Dirk’s search for the Confederate ship is interrupted when the general tries to stop Dr. Rojas and Dr. Hopper from finding the source of the plague. The general is in cahoots with a slick French businessman whose fancy new solar energy plant is poisoning the Niger River with tons of chemical waste. The general’s men kill Dr. Hopper, which leaves only Dirk and Al to protect Eva and save the day. Their situation becomes really desperate when they find out that the chemical waste is spreading downriver to the Atlantic Ocean and may even spread the plague across the ocean to the United States.
SAHARA is a hugely entertaining, spirited action flick that gives new meaning to the term high energy. It is also funny, smart and exhilarating. The bad guys are menacing, the heroes are clever people with a keen sense of humor, and the action is non-stop. Matthew McConaughey and Steve Zahn make the perfect team, and Penelope Cruz has never been more appealing than she is here. First-time director Breck Eisner, who also directed Steven Spielberg’s critically acclaimed TV miniseries about aliens, TAKEN, and happens to be the son of retiring Disney chief Michael Eisner, does a great job in keeping the action moving and making the audience care what happens to Clive Cussler’s engaging characters. Eisner effectively uses music to punctuate the movie’s robust action scenes.
SAHARA has some light foul language and contains plenty of action violence, so it requires a caution for children. Its hero, however, is a compassionate man who is willing to help others, even if it means risking his own life.
SAHARA really rocks. The movie’s ad campaign proclaims, “Adventure has a new name.” For once, they aren’t lying.

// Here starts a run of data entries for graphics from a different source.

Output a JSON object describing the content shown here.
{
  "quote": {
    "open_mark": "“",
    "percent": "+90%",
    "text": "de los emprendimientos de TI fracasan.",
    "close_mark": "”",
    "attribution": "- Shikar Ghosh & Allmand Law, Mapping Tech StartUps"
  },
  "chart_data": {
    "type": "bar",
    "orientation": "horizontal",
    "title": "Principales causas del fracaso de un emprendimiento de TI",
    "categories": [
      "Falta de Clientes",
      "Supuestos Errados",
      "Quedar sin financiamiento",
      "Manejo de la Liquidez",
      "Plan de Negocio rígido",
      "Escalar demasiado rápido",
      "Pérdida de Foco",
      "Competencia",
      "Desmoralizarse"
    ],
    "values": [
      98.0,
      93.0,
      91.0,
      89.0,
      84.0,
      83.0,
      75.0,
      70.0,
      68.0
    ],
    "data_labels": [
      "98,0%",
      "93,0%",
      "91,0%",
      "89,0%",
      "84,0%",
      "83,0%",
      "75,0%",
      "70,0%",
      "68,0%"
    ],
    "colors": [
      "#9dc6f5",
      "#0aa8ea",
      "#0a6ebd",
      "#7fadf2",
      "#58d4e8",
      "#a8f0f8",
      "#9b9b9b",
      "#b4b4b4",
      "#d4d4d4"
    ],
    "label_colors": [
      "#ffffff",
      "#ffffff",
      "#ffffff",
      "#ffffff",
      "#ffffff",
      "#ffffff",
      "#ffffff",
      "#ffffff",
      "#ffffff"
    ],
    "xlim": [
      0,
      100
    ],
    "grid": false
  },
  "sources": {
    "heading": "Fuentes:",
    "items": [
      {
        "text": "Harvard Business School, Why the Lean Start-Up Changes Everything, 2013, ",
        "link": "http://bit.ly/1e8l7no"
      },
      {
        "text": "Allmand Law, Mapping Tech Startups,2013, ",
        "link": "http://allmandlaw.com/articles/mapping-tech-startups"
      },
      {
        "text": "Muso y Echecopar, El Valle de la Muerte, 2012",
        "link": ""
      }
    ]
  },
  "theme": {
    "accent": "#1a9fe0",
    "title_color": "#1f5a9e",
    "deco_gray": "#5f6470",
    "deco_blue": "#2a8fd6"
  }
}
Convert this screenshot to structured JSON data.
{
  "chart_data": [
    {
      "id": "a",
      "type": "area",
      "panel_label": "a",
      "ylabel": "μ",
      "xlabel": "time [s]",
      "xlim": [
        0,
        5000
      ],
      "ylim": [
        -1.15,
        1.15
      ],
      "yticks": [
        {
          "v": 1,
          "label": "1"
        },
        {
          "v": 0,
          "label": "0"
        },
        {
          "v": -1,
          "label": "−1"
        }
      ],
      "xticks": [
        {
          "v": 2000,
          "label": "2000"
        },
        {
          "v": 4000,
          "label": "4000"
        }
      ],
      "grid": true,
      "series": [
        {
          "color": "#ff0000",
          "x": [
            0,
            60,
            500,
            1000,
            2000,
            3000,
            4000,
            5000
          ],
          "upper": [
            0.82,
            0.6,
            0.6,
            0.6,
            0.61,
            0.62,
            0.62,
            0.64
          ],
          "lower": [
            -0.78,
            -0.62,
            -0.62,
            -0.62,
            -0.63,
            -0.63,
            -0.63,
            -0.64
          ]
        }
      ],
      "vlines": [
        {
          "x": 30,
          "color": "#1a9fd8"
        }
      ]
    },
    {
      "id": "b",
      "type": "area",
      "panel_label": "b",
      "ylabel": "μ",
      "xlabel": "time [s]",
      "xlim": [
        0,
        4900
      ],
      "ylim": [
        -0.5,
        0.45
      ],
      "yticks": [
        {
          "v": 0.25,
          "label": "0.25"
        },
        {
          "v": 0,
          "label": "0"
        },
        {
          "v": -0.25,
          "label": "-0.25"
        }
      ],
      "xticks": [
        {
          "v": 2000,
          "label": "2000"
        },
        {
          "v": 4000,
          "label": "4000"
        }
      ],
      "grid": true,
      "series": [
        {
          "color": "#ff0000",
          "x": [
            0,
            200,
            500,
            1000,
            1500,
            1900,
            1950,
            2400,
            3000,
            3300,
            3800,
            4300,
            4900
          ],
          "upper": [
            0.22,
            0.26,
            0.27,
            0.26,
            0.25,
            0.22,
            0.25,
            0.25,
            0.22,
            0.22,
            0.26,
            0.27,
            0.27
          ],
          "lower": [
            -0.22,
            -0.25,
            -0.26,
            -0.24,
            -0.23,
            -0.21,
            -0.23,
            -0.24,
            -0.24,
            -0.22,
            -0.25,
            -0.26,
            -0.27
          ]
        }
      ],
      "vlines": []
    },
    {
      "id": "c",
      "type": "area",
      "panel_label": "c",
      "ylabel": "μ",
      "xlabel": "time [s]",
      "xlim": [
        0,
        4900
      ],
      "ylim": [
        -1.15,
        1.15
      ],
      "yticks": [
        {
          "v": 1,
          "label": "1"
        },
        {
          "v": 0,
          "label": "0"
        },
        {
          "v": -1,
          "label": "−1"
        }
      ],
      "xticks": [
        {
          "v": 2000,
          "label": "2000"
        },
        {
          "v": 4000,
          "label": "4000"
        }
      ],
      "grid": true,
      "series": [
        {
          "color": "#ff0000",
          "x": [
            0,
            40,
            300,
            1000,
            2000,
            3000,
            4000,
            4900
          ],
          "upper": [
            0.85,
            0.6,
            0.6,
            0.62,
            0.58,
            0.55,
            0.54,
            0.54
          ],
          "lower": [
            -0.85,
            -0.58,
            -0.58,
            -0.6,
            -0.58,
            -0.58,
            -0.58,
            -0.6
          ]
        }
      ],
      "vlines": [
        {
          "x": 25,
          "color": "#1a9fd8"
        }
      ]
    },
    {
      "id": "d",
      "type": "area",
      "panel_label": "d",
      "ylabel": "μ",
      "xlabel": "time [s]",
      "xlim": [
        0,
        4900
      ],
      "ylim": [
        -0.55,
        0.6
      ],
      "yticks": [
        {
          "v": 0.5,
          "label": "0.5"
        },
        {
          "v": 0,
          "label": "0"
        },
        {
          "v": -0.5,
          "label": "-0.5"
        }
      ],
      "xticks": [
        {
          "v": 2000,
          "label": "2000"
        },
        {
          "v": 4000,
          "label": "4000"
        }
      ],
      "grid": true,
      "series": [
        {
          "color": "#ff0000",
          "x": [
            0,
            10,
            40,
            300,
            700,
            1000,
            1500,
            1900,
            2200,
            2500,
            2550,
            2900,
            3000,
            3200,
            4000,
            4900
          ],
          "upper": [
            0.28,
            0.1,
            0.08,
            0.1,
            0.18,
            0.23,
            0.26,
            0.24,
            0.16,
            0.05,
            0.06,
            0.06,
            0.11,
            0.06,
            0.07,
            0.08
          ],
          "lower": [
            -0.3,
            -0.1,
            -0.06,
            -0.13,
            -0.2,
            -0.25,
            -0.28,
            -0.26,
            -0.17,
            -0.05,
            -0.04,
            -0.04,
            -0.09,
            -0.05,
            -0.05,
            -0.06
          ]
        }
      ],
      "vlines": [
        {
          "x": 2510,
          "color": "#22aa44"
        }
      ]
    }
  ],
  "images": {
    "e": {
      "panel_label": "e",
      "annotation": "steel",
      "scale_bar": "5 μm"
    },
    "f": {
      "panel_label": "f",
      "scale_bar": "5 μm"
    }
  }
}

SAHARA is a slam-bang, hugely entertaining action flick that gives new meaning to the term high energy. It is also funny, smart and exhilarating. Matthew McConaughey and Steve Zahn make the perfect team, and Penelope Cruz has never been more appealing. First-time director Breck Eisner does a fabulous job. Despite some light foul language, one strong profanity and plenty of action violence, SAHARA is a worthwhile entertainment with a crazy, but compassionate hero who is willing to help others, even if it means risking his own life and foregoing the treasure. SAHARA really rocks.